Key steps for an inclusive recruitment process

How recruitment experts can help you lead from the front on diversity

Key steps for an inclusive recruitment process

The need for equity, diversity and inclusion in the workplace is widely understood, but how do you translate your EDI commitment into concrete measures? How do you ensure your workforce represents all sectors of society – including indigenous groups, ethnic minorities, those with a disability, those who identify as LGBTQI+, women, and mature workers?

An important step in dismantling some of the barriers to EDI is for hiring managers to ‘lead from the front’ as self-aware champions of change, says Shane Little, managing director Hays Talent Solutions.

“They should learn to recognise their own unconscious biases so they are able to mitigate any unintentional consequences these may have on the demographics and culture of the organisation they lead and the people they recruit. Undergoing unconscious bias training can help in this but it won’t address the problem in isolation.”

Cast the net wide

Organisations should also source staff from the widest possible pool, which means working with an expert recruiter – of both full-time and temporary staff - who understands how to attract talent from traditionally underrepresented groups and has existing relationships with specialist communities. An MSP can help you extend your reach, to meet your EDI goals. It’s important not to overlook temporary staff in your EDI strategy, says Little, not least because they do on occasion become a part of the permanent workforce - and in some organisations can make up 40% of the total workforce at any point in time.

Involving a diverse range of stakeholders when reviewing CVs will help mitigate bias during the recruitment process, says Little.

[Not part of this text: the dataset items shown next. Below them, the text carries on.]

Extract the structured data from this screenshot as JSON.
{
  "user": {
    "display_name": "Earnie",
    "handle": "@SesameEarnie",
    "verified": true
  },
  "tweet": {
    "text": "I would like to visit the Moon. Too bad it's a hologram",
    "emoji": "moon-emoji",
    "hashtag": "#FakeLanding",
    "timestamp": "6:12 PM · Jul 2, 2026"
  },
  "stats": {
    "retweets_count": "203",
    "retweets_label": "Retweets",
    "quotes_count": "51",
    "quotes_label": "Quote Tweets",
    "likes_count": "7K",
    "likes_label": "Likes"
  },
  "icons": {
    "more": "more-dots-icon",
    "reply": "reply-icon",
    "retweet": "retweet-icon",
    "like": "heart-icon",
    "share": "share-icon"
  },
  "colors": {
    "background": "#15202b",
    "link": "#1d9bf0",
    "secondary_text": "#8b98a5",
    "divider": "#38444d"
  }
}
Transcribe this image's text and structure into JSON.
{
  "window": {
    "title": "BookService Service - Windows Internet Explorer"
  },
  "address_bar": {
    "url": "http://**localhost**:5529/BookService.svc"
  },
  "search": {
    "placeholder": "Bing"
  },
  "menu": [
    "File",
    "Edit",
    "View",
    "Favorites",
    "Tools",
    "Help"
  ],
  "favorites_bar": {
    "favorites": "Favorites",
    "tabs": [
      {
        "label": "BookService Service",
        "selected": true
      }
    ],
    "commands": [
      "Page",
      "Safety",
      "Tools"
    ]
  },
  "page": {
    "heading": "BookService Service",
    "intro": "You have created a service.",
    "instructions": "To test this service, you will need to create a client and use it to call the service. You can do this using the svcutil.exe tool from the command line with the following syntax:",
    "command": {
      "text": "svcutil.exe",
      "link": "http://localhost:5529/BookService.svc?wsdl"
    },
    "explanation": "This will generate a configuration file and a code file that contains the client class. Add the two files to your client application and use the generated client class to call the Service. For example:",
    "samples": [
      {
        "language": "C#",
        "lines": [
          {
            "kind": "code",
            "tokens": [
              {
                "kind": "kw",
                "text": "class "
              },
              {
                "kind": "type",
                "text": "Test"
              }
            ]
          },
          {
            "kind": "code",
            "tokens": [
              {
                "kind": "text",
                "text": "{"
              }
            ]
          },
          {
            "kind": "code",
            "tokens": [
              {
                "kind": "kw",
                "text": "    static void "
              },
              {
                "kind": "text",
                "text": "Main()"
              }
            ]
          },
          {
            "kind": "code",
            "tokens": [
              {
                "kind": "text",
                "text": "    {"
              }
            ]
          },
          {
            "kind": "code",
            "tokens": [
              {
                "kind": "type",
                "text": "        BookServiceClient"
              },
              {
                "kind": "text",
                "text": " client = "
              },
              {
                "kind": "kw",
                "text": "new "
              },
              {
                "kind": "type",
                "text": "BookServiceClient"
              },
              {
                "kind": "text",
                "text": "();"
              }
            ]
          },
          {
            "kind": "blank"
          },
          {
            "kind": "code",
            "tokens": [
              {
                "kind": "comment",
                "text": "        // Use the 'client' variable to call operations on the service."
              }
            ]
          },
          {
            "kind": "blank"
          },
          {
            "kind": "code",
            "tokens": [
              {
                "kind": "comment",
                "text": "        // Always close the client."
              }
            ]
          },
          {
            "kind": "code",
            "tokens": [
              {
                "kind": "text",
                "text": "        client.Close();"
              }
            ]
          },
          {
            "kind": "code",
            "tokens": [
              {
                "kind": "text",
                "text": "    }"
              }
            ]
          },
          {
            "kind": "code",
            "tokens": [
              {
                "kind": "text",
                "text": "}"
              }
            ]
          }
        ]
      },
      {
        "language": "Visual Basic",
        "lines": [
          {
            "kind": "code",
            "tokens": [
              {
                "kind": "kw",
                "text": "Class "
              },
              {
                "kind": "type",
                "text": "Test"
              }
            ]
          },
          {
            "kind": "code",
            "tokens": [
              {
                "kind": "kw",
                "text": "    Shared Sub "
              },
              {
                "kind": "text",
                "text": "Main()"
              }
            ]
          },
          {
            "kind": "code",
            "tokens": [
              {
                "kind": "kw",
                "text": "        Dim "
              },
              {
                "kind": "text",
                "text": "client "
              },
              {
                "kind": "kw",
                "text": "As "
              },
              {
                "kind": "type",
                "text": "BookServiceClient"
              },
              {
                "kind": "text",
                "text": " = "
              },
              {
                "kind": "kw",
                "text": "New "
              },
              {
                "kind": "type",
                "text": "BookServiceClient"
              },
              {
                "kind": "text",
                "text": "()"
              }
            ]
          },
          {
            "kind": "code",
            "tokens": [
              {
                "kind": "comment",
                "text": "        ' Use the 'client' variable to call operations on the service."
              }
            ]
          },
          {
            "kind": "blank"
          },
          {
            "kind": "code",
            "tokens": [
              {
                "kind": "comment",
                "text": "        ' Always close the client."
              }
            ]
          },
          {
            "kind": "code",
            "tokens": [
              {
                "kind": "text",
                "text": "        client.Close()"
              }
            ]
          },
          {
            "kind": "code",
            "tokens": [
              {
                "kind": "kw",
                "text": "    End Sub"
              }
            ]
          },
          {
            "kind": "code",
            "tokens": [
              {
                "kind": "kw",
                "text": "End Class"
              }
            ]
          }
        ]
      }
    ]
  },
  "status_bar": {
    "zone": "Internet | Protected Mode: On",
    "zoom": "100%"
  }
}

He also advocates ‘blind’ decision-making when shortlisting candidates to ensure selection is based on core skills and competencies only. You can do this by removing one or more elements of personal information from CVs before review – such as name and university.

A group interview involving a diverse panel with different perspectives and demographic profiles can support an inclusive selection process, favourable for both the hiring organisation and the candidate, says Little. It can also help mitigate a ‘similar to me’ bias.

Track your targets

All organisations have operational targets in place at any given time, and this can be extended to EDI – for example setting shortlist targets to ensure diversity in the candidate options. However, target-setting is controversial, says Little, as it risks being viewed as a tokenistic measure that fails to build a solid foundation of EDI values for sustainable change.

“If targets are set, they must be measured and tracked effectively in order to deliver results. Data must be captured, analysed and linked back to targets. Progress must be reported on internally. This ensures an organisation that uses targets does so in an informed way.

“Ultimately, organisations must be clear that the crucial work lies in establishing diversity in the business, fostering the inclusive leadership and culture that allows everyone to flourish and providing equitable opportunity for all to advance.” 

Whose job is it anyway?

Responsibility for EDI doesn’t rest solely with HR; however HR needs to lead a business, its leaders and its hiring managers in the right direction, says Little. Ultimately an organisation’s approach to ED&I starts at the top but must transcend all layers of the business – as the term ‘inclusion’ suggests. For instance, at Hays, EDI is a recurring item at board meetings and their leadership, not just HR, is committed to clear EDI objectives.  

“Organisations must embed equitable, diverse and inclusive practices within their workplace culture with the ability to drive these sustainably across an inclusive talent management agenda, including talent attraction and selection, internal training, career progression programs, and employee mental health and wellbeing support.”